How inclusive is your athletic program?
Would students from other backgrounds, cultures, religions, or ethnicities feel welcomed, safe…. feel “at home” in your program?
If your school were primarily an urban school, would a young man (or woman) that transferred from a rural school be made to feel included in your program?
If the athletes in your program (and your coaches) were predominately Caucasian, would an athlete of color that wanted to participate feel welcomed?
If your school population (and your coaches) were predominately Christian, would a Muslim student feel like they were accepted in your program?
If you believe (as I do) that participation in athletics is an important piece of the total educational puzzle… that there is so much more to learn by participating in athletics than X’s and O’s… then really the answer to these questions needs to be YES.
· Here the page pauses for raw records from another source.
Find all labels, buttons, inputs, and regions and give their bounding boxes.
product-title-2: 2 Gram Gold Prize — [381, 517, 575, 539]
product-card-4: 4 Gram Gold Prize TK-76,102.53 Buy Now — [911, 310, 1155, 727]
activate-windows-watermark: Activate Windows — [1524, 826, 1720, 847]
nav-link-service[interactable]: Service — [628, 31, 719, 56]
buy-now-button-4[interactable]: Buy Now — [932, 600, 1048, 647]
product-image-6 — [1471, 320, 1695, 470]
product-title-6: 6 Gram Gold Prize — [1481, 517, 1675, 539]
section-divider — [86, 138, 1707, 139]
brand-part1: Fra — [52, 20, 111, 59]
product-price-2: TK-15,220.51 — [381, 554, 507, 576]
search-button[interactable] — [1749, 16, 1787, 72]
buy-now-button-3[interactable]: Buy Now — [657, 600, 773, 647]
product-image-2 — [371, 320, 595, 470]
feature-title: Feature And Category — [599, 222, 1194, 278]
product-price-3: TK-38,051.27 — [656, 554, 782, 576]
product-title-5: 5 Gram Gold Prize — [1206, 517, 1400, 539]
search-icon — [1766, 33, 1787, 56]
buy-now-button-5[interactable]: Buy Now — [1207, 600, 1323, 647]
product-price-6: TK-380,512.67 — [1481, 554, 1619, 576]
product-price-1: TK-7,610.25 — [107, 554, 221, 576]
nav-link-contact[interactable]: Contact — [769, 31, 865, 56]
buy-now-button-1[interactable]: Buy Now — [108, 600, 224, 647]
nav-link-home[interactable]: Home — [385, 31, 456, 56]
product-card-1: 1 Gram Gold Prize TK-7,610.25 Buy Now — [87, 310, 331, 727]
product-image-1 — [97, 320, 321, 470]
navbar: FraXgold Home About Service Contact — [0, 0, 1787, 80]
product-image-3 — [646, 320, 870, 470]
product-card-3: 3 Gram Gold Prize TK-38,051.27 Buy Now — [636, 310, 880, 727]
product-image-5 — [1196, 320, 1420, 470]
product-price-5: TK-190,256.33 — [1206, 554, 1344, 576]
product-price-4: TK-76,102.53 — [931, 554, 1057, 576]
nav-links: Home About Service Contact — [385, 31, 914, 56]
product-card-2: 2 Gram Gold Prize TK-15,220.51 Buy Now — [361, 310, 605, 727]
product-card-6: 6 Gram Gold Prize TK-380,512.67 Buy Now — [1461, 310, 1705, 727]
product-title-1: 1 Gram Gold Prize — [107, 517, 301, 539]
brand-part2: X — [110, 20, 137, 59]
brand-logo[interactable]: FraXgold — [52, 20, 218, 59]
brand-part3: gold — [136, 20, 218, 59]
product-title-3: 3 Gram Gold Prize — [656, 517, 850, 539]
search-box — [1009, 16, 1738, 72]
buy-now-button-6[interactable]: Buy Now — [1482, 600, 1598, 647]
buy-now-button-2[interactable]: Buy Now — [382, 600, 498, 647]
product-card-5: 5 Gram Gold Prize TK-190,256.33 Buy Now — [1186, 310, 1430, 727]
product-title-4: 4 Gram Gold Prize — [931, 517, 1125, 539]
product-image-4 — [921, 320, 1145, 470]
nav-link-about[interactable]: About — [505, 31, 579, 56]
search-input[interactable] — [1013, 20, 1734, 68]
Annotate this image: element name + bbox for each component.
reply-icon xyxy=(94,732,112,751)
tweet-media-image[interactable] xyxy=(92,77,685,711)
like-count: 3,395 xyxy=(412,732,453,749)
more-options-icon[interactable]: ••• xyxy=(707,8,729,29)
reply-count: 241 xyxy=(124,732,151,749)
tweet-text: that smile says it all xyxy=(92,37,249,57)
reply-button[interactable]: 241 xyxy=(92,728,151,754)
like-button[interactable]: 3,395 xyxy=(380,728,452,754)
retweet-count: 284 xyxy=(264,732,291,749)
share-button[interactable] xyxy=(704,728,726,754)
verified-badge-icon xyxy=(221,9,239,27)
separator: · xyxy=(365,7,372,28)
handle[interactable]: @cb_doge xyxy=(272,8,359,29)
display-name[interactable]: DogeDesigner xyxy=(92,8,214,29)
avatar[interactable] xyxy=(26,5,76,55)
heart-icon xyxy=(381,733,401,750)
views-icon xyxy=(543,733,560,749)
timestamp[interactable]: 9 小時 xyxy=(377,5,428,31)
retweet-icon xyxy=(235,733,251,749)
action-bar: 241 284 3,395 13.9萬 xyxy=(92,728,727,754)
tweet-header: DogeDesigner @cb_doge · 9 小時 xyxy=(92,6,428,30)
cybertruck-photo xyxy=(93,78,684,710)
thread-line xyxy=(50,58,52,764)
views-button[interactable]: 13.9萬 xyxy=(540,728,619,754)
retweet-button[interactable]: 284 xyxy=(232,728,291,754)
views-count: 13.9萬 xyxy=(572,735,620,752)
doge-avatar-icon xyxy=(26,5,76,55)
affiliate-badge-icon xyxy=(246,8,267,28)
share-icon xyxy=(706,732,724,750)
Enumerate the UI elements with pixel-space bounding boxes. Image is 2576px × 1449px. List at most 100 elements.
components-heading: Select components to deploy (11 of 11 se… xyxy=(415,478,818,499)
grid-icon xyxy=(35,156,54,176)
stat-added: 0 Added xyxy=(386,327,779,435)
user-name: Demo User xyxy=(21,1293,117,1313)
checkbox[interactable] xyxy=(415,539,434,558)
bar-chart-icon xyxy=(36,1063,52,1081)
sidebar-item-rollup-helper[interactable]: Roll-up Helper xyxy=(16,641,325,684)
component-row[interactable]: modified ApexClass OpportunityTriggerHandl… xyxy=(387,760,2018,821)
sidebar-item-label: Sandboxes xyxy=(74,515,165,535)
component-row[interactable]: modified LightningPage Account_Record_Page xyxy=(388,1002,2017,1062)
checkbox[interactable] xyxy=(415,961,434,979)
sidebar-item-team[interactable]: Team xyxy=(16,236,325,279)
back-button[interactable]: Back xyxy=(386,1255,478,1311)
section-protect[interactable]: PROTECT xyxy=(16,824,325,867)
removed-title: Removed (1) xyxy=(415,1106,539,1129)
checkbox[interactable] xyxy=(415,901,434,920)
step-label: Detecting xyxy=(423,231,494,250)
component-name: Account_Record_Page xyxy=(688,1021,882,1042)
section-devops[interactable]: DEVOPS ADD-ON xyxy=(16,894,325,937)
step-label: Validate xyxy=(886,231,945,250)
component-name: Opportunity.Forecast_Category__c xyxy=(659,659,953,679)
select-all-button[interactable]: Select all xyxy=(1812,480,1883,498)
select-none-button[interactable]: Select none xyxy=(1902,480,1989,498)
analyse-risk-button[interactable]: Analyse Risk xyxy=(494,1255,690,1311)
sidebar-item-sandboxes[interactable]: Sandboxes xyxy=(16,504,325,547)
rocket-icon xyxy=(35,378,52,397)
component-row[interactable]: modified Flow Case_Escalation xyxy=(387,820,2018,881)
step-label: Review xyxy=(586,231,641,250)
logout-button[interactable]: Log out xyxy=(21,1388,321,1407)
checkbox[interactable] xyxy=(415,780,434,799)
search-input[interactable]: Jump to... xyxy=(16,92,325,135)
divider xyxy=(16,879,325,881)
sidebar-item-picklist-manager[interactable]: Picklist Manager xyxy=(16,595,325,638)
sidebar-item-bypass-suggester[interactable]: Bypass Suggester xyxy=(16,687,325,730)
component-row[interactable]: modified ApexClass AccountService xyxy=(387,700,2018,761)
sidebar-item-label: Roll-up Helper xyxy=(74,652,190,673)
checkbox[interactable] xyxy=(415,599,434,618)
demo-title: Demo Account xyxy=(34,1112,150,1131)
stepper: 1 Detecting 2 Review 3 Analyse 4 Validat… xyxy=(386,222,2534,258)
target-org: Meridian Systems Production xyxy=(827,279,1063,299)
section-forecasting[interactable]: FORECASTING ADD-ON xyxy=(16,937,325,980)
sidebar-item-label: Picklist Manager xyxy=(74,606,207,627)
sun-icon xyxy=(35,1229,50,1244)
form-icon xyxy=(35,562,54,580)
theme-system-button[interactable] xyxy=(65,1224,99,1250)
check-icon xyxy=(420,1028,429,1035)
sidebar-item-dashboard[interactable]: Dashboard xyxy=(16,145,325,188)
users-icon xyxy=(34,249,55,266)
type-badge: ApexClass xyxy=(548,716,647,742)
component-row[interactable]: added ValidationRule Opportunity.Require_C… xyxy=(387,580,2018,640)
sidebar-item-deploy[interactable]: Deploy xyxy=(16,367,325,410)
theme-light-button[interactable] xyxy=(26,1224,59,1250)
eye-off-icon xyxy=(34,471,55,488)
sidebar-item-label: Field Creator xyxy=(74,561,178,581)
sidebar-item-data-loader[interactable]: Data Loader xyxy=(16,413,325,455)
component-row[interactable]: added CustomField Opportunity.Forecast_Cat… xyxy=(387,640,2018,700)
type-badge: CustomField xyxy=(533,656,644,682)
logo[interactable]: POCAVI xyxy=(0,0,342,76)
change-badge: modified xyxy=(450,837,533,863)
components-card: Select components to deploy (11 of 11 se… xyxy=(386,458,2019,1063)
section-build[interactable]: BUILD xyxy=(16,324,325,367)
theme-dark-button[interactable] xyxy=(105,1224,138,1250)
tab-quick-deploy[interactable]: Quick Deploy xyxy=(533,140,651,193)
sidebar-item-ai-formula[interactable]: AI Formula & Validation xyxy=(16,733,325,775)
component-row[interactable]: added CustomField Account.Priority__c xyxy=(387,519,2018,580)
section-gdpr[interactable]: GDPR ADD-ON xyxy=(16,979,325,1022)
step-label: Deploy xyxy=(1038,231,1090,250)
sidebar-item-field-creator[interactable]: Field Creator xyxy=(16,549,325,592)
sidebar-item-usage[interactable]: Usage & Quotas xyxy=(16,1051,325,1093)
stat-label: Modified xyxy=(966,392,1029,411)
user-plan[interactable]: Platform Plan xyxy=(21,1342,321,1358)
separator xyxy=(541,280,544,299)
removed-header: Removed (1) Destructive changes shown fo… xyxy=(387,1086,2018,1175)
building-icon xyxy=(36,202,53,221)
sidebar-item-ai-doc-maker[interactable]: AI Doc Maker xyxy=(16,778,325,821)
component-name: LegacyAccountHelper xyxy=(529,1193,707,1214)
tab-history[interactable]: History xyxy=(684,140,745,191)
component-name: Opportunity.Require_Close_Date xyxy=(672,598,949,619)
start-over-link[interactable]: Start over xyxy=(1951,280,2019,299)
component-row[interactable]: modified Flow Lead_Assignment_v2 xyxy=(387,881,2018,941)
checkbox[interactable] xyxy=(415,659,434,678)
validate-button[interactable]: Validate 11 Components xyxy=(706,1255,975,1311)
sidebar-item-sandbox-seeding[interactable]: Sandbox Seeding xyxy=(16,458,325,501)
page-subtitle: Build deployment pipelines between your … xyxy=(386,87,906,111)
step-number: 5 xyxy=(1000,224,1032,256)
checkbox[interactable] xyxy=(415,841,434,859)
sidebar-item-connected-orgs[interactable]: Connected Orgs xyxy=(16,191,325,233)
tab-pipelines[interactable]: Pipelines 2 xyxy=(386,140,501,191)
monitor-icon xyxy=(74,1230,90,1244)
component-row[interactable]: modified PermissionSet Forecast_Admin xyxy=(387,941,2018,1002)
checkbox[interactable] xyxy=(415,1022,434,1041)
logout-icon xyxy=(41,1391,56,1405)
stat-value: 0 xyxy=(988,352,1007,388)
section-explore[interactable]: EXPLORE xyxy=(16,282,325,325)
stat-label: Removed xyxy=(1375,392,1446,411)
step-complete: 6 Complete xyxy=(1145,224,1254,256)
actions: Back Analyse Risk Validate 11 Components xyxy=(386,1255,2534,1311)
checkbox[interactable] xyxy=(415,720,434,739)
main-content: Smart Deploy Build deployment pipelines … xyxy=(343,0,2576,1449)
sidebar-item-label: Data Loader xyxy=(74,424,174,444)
I detailed an experience from my past in this post about a former player of mine Toriano Porter… I hope you take time to read it. Without rehashing the whole story, let it suffice to say that as a young, white, teacher from the suburbs coaching at the University of Central Missouri, I did not understand the plight of young, black, urban athletes nearly as well as I thought I did.
Another experience from a few years ago…
I was teaching in a very affluent…but a fairly diverse culturally… community in Texas. We had many students of color, and many different ethnicities in the school population… and this diversity was reflected in the students who participated on our football team.
This diversity was not reflected on our coaching staff. We were all white and predominately Christian.
Why does that matter, you might ask?
We had several young men who were Muslim that played on our team. I am quite sure that at times these athletes felt like outsiders… different. That year the Islamic Holy month of Ramadan fell during our season. We all knew the “normal” … “traditional” holidays… Thanksgiving, Christmas, Easter… but Ramadan? (or Yom Kippur, or Diwali)
I knew what Ramadan was… I taught World Religions for a couple of years… but had not thought about when it occurred or the ramifications in regards to sports participation. During Ramadan Muslims fast from sunup to sunset… no consuming food or drinking liquids… that meant no water during, hot Texas summer practices… mouthpieces could not be worn.
As coaches, we really had no plan as to how we could help accommodate these players who were practicing their faith, other than to acknowledge that “boy, that is going to be hard”. I was unprepared… inadequate.
This is not an easy topic… but it is important.
If participation of athletics is an important part of our education system, then this topic needs to be explored… these questions need to be considered.
How inclusive is your program?
Remember – You Can Do More… your brain is lying to you…. Don’t Believe It!